Emprisonné sous ce tilleul en charmille

 

 

 

 

 

 

par

 

 

 

 

 

 

Samuel Taylor COLERIDGE

 

 

 

 

 

 

 

 

 

 

 

 

Pour Charles Lamb,

de la Compagnie des Indes,

Londres

 

 

 

 

Au mois de juin 1797, des amis depuis longtemps attendus firent visite à la chaumière de l’auteur ; et le malin de leur arrivée, un accident l’empêcha de prendre part à leurs promenades pendant tout le temps de leur séjour. Un soir où ils l’avaient quitté pour quelques heures, il composa les vers suivants sous la charmille du jardin. (Bernard Delvaille, Coleridge, Seghers, 1963.)

 

 

 

Les voici donc partis : force m’est de rester emprisonné sous ce tilleul en charmille. J’y perds des beautés et des sentiments dont le souvenir eût été exquis, même si un jour la vieillesse devait obscurcir ma vue jusqu’à la cécité. Cependant, ces amis que peut-être je ne reverrai jamais, errent joyeux sur la lande au sol souple, au bord de la crête ; peut-être même descendent-ils en serpentant cette vallée au grondement continuel dont je leur ai parlé ; cette vallée qui gronde, envahie par les bois, étroite, profonde, où le soleil de midi fait tout juste de petites taches de lumière ; où le frêne projette d’un roc à l’autre son tronc svelte recourbé comme un pont : frêne sans branches, privé de soleil et humide, dont les rares et pauvres feuilles jaunes ne tremblent jamais sous le vent, et cependant tremblent quand même sous l’éventail de la cascade. C’est là que mes amis contemplent l’écheveau vert sombre des longues algues molles, qui toutes ensemble, – spectacle vraiment fantastique – toujours s’inclinent et s’égouttent sous le rebord ruisselant du schiste bleu.

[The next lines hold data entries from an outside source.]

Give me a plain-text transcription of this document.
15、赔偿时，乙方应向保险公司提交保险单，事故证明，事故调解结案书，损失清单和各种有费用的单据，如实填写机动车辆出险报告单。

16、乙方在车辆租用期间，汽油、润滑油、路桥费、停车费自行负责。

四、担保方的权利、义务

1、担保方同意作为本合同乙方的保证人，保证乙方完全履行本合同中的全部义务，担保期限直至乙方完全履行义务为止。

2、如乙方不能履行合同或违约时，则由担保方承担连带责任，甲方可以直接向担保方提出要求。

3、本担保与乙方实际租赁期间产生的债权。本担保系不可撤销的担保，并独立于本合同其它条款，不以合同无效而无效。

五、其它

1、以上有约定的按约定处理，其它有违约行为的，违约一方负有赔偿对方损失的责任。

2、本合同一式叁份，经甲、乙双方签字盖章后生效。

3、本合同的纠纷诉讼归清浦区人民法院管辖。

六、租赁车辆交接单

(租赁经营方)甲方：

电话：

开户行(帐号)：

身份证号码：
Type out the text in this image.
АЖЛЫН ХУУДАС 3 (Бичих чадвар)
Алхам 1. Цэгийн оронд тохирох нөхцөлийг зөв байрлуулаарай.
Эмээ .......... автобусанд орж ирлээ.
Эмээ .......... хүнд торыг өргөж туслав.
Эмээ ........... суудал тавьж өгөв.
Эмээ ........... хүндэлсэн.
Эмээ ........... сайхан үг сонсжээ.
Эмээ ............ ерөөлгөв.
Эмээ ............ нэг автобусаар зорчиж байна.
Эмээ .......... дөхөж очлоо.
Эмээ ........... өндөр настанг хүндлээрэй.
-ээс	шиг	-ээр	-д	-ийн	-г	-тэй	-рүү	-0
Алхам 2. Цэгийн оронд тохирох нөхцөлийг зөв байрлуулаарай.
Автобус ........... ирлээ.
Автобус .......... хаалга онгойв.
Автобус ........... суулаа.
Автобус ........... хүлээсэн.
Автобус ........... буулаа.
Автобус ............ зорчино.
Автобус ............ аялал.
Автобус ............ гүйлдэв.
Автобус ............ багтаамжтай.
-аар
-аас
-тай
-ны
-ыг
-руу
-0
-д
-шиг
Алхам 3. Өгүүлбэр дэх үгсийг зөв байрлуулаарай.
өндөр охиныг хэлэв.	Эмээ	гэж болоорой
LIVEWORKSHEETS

Maintenant mes amis émergent sous le vaste, vaste ciel, et de nouveau contemplent, avec tous ses clochers, le panorama magnifique des champs au flanc des coteaux, des prairies, enfin la mer, et peut-être quelque majestueux navire dont les voiles éclairent entre deux îles d’ombre violette une échappée de bleu calme et limpide. À coup sûr, tous poursuivent leur promenade dans la joie ; mais le plus joyeux, j’imagine, c’est toi, mon Charles au cœur tendre ! N’as-tu pas soupiré, affamé de la Nature, prisonnier mainte année dans la grande Cité, cheminant victorieusement, l’âme triste et pourtant patiente, entre le crime et la souffrance et des catastrophes étranges ? Ah ! descends lentement derrière la crête du couchant, ô soleil resplendissant ! Brillez sous les rayons obliques de l’orbe qui sombre, ô bruyères pourpres ! Brûlez, ô nuages, sous des teintes plus somptueuses encore ! Animez-vous en cette jaune lumière, ô bois lointains ! et toi, océan bleu, prends feu ! pour que frappé d’une joie profonde mon ami s’arrête, comme je m’arrêtai silencieux dans le vertige de la raison, – pour qu’il contemple tout à la ronde le paysage immense, de sorte qu’à son regard chaque objet perde sa lourdeur corporelle, et revête les couleurs qui voilent l’Esprit Tout-Puissant, lorsque pourtant il fait percevoir à des esprits sa présence.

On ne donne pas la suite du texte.